Doch das Beste wird sein, mit der gesamten Geschichte ganz von vorne anzufangen. Im Juni 2004 bekam eine Schulkameradin Besuch von einer finnischen Austauschschülerin, zur Zeit, als ich noch eine Freundin hatte. Doch als ich die Finnin das erste Mal sah, verspürte ich eine unglaublich starke Ausstrahlung ihrerseits. Es war großes Glück, dass sie drei Wochen darauf auch mit auf unsere Stufenfahrt fuhr. An einem lauen Juniabend, als die Sonne die Oberstdorfer Alpen blutrot färbte, verliebte ich mich, wie ich es nicht mehr beschreiben kann. Aber es geschah nichts. Als wir nach Hause fuhren und ich mich von ihr verabschiedete, befürchtete ich, sie mein Lebtag niewieder zu sehen. Abends flehte ich Gott um ein Zeichen an, wenn diese flüchtige Bekanntschaft dort eine höhere Bedeutung haben möge. Eine Stunde später machte meine damalige Freundin mit mir telefonisch Schluss - ohne etwas von der Finnin gewusst zu haben. Als teilweise doch gläubiger, aber vor allen Dingen in diesem Moment emotional aufgewühlter Mensch, sah ich dies als ein Zeichen Gottes. Noch heute kann ich mir diesen Zufall nicht erklären, schließlich war es im Laufe der 9monatigen Beziehung zu keinem ersthaften Zerwürfnis gekommen.

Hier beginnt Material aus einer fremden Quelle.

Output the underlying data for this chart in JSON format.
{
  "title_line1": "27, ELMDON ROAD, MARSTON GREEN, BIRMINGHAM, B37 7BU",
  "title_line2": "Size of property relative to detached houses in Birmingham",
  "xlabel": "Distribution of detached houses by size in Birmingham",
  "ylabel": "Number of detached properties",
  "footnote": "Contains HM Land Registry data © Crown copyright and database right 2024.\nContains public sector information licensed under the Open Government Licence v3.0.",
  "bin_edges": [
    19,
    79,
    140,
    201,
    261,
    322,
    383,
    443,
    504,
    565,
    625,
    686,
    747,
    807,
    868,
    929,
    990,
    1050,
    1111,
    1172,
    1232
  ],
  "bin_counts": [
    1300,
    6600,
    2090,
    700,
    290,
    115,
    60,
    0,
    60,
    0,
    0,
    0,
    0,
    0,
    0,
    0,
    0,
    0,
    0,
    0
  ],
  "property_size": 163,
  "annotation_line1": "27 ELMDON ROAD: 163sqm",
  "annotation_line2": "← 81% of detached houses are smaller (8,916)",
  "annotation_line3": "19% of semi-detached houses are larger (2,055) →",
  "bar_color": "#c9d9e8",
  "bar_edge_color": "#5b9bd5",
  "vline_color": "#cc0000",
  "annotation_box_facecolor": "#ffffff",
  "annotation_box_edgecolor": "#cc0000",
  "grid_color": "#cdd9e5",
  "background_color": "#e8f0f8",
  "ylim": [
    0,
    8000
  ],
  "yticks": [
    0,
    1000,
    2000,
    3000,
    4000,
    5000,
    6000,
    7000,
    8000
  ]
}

Es verging eine lange Zeit, ohne dass wir voneinander hörten. Im Dezember 2004 erhielt ich eine Weihnachtskarte, und eine Einladung, sie doch auch einmal in Finnland besuchen zu kommen. In wieweit dies nun ernsthaftig oder nicht gemeint war, kann ich heute nicht mehr rekonstruieren.
Jedenfallst beschlossen meine Schulkameradin und ich, "unsere" Finnin im April 2005 für 2 Wochen zu besuchen. Ich zählte die Tage bis zum Abflug, und endlich war die große Stunde gekommen, als ich in S... aus dem Zug stieg, und sie uns des nachts um 0 Uhr am Bahnhof abholte.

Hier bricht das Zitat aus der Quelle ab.